¿Las redes sociales favorecen a la derecha?


Opinión / Carlos Verucchi / En Línea Noticias

Durante años se sostuvo que las redes sociales iban a democratizar la palabra pública. Que iban a permitir que nuevas voces emergieran, que los discursos minoritarios encontraran audiencia y que la política se volviera más horizontal. Algo de eso ocurrió. Pero con el tiempo empezó a aparecer otra evidencia: las redes no son un espacio neutral. Tienen una lógica propia. Y esa lógica parece favorecer más a unos que a otros.

¿A quiénes?

La pregunta no es trivial. Y la respuesta, aunque incómoda, empieza a insinuarse: las redes parecen ser un terreno más fértil para ciertas formas de la derecha contemporánea que para las tradiciones políticas de izquierda.

¿Por qué?

En primer lugar, porque las redes premian un tipo de comunicación muy específico: mensajes breves, emocionales, fácilmente replicables y adaptables. No importa tanto la consistencia interna del discurso como su capacidad de generar impacto. En ese contexto, la coherencia deja de ser un valor central. Lo que importa es la eficacia.
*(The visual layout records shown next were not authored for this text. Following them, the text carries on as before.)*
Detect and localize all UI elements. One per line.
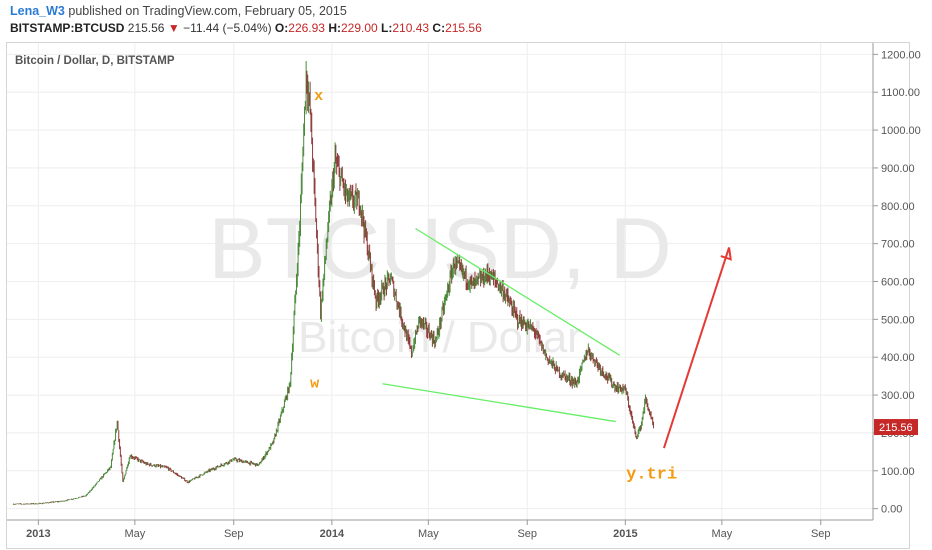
price-tag-label: 215.56 xyxy=(879,422,913,434)
arrow-head-icon xyxy=(720,247,732,261)
chart-title: Bitcoin / Dollar, D, BITSTAMP xyxy=(15,55,175,67)
watermark: BTCUSD, D Bitcoin / Dollar xyxy=(208,201,671,362)
open-value: 226.93 xyxy=(288,21,325,35)
last-price-tag: 215.56 xyxy=(874,419,918,436)
publish-line: Lena_W3 published on TradingView.com, Fe… xyxy=(10,4,347,18)
lower-trendline[interactable] xyxy=(382,383,616,423)
last-price: 215.56 xyxy=(127,21,165,35)
x-tick-label: 2013 xyxy=(26,528,50,540)
close-label: C: xyxy=(432,21,446,35)
x-tick-label: May xyxy=(124,528,145,540)
y-tick-label: 500.00 xyxy=(881,314,915,326)
author-link[interactable]: Lena_W3 xyxy=(10,4,65,18)
high-label: H: xyxy=(328,21,341,35)
wave-label: y.tri xyxy=(626,465,677,484)
open-label: O: xyxy=(274,21,289,35)
x-tick-label: 2014 xyxy=(320,528,345,540)
published-text: published on TradingView.com, February 0… xyxy=(68,4,347,18)
x-tick-label: 2015 xyxy=(613,528,637,540)
high-value: 229.00 xyxy=(340,21,378,35)
upper-trendline[interactable] xyxy=(415,227,621,356)
y-tick-label: 0.00 xyxy=(881,504,902,516)
price-tag-box xyxy=(874,419,918,436)
x-tick-label: Sep xyxy=(517,528,537,540)
x-tick-label: May xyxy=(711,528,732,540)
x-tick-label: May xyxy=(418,528,439,540)
arrow-shaft[interactable] xyxy=(662,247,731,449)
y-tick-label: 800.00 xyxy=(881,201,915,213)
y-tick-label: 400.00 xyxy=(881,352,915,364)
low-value: 210.43 xyxy=(392,21,430,35)
wave-label: x xyxy=(314,88,323,105)
wave-label: w xyxy=(310,376,319,393)
y-tick-label: 700.00 xyxy=(881,239,915,251)
down-arrow-icon: ▼ xyxy=(167,21,180,35)
y-tick-label: 900.00 xyxy=(881,163,915,175)
low-label: L: xyxy=(381,21,393,35)
y-tick-label: 300.00 xyxy=(881,390,915,402)
axes: 0.00100.00200.00300.00400.00500.00600.00… xyxy=(7,43,921,540)
publication-header: Lena_W3 published on TradingView.com, Fe… xyxy=(0,0,932,42)
y-tick-label: 1100.00 xyxy=(881,87,920,99)
y-tick-label: 1000.00 xyxy=(881,125,921,137)
close-value: 215.56 xyxy=(445,21,482,35)
projection-arrow xyxy=(662,247,732,449)
y-tick-label: 100.00 xyxy=(881,466,915,478)
price-series xyxy=(12,61,654,505)
y-tick-label: 1200.00 xyxy=(881,49,921,61)
trendlines xyxy=(382,227,621,423)
x-tick-label: Sep xyxy=(811,528,831,540)
symbol-name: BITSTAMP:BTCUSD xyxy=(10,21,125,35)
chart-frame[interactable] xyxy=(6,42,910,549)
x-tick-label: Sep xyxy=(224,528,244,540)
symbol-quote-line: BITSTAMP:BTCUSD 215.56 ▼ −11.44 (−5.04%)… xyxy=(10,21,482,35)
y-tick-label: 600.00 xyxy=(881,277,915,289)
watermark-symbol: BTCUSD, D xyxy=(208,201,671,297)
price-change: −11.44 (−5.04%) xyxy=(183,21,272,35)
wave-annotations: x w y.tri xyxy=(310,88,677,485)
Y ahí aparece una primera asimetría.

Buena parte de las tradiciones de izquierda —sobre todo aquellas más ancladas en marcos teóricos fuertes— se construyen sobre la idea de un discurso coherente, universalizable, que pueda sostenerse frente a distintos públicos sin perder su sentido. La política, en esa tradición, no es solo persuadir: es también mantener una cierta fidelidad a un marco conceptual.

Las redes, en cambio, introducen otra lógica: la del mensaje situado.

Un mismo candidato puede decir cosas distintas a públicos distintos. Puede enfatizar el orden frente a un sector, y la libertad frente a otro. Puede activar el miedo en unos y la esperanza en otros. Y todo eso sin que necesariamente haya un espacio común donde esas contradicciones se vuelvan visibles.

El ejemplo es conocido: en campañas recientes, líderes como Donald Trump utilizaron segmentación digital para enviar mensajes específicos a distintos grupos. No todos recibían lo mismo. Y, sobre todo, no todos sabían qué estaban recibiendo los otros.

La pregunta es incómoda, pero necesaria: ¿podría un dirigente de izquierda hacer algo similar sin pagar un costo político alto?

¿Sería creíble?

Probablemente no.

No porque la izquierda esté moralmente impedida de hacerlo, sino porque su legitimidad suele construirse de otro modo. Un discurso que se presenta como emancipador, universal o igualitario difícilmente pueda sostener, sin fisuras, versiones divergentes según el público. La inconsistencia, en ese caso, no aparece como astucia sino como traición.

En cambio, ciertos liderazgos de derecha —más pragmáticos, menos atados a una coherencia doctrinaria rígida— pueden moverse con mayor soltura en ese terreno. No porque no tengan ideas, sino porque su vínculo con el discurso es más instrumental. Lo importante no es tanto que el mensaje sea siempre el mismo, sino que funcione.

Las redes potencian esa lógica.

Al permitir la microsegmentación, hacen posible una política en la que no hay un único mensaje, sino múltiples versiones de una misma propuesta. Cada público recibe aquello que mejor conecta con sus miedos, deseos o frustraciones. La política deja de ser un discurso dirigido a una comunidad para convertirse en una serie de interpelaciones personalizadas.

Esto no significa que la izquierda no use redes, ni que no segmente. Lo hace. Pero muchas veces lo hace con mayor incomodidad, intentando mantener una coherencia que el propio medio tiende a erosionar.

La cuestión de fondo no es tecnológica, sino política.

Las redes no favorecen una ideología en sí, pero sí favorecen una forma de hacer política: fragmentada, emocional, adaptable, capaz de decir cosas distintas sin necesidad de sostener un espacio común donde esas diferencias se confronten.

Y no todos los proyectos políticos pueden moverse con la misma naturalidad en ese terreno.

Tal vez por eso la pregunta no sea simplemente si las redes favorecen a la derecha, sino en qué medida están transformando las condiciones mismas de lo político. Porque si la eficacia comunicacional pasa a depender de la capacidad de fragmentar el discurso, entonces los proyectos que necesitan construir un “nosotros” coherente parten, desde el inicio, con una desventaja.

Y eso, más que un problema de campaña, es un problema de época.